Current status of fact-checking by global journalism


By Dr. Hassan Humeida
Kiel, Germany

KIEL: In all open societies, we tend to stress the importance of facts, full facts, and not half facts or zero facts (known today as fake news), because they have a very strong impact on the people, the community and the country.

False information, misinformation and disinformation can cause enormous damage with major consequences.

The damage they cause often lasts a long time because lies and misinformation do not expire after their publication. They cannot be removed with a “Remove” command.

Therefore, the journalists and the news sites must provide the best quality of information and strong facts. In the long term, the higher the quality of the information, the greater the benefit and the better the reputation are for the media.

To make sure that the information is based on facts and data, there is now an increase reliance on fact checking. It is very important to verify claims, reports, videos and pictures.

This verification is essential and fundamental before broadcasting any information, no matter how important or unimportant it is to the public.

A review of the information for quality primarily requires a high degree of honesty, professionalism, personal responsibility, accuracy and commitment to society and fellow human beings.

A verification of facts before they are transmitted externally ensures their quality and the credibility of the information provided, which makes fulfilling people’s expectations for facts and truth possible.
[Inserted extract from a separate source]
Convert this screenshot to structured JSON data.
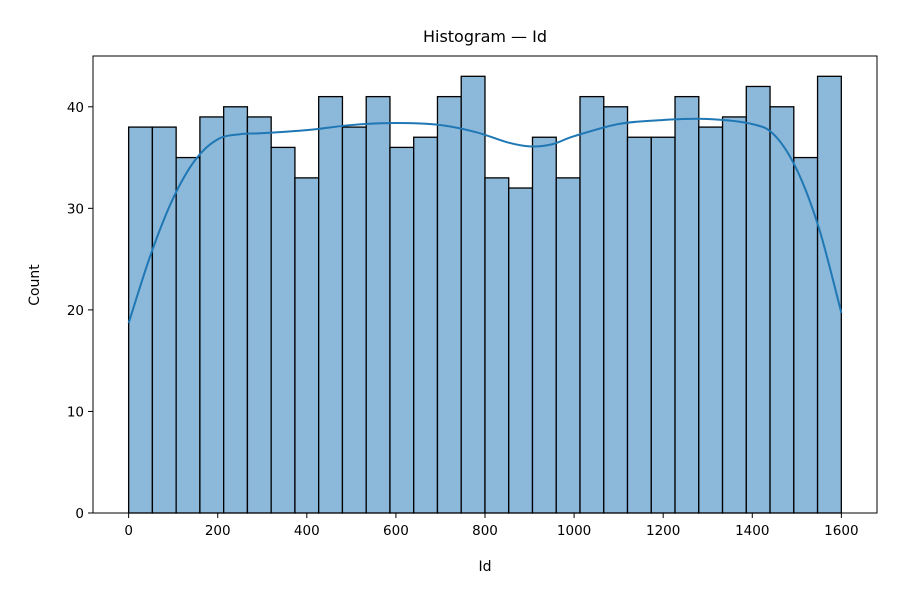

As we live in a fast-paced world, there is increasing pressure on the media for quick information, urgent reporting, lightning-fast photo shoots, spontaneous encounters and interviews with certain people or target groups and much more.

Information is conveyed to the media through digital and social media of various kinds.

So, it is conceivable that there are errors, misinformation here, that they creep into reports.

Fact checking is not an option. It is a must. It includes filtering out, excluding, and correcting these errors in facts before passing them on to the public and society.

There is often so much glory, so much power about and with the media. However, operating the media is no picnic. It takes a lot of hard work to bring out the facts, all the facts and nothing but the facts.

This process includes verifying the facts, comparing data, and checking the sources. It also includes seeking a second opinion or advice from supervisors or from experienced colleagues.

Fact checking is very important in the drive to put an end to injustice, exclusion, discrimination, crime, exploitation, human trafficking, destruction of nature and the deterioration of human values.

Checking facts is a luxury. All media organizations should engage in it in order to minimize risks in providing information and facts and ensuring there is no misinformation that could destroy lives, damage businesses and ruin countries.

And to make sure that we all work for a safe world, where we can all embrace technology safely, we need to make sure media work will use factual quality in equal measures.

Media organizations thus check with each other for correct information and facts. Manipulations in media will be excluded and transparency in information and facts can be achieved for everyone.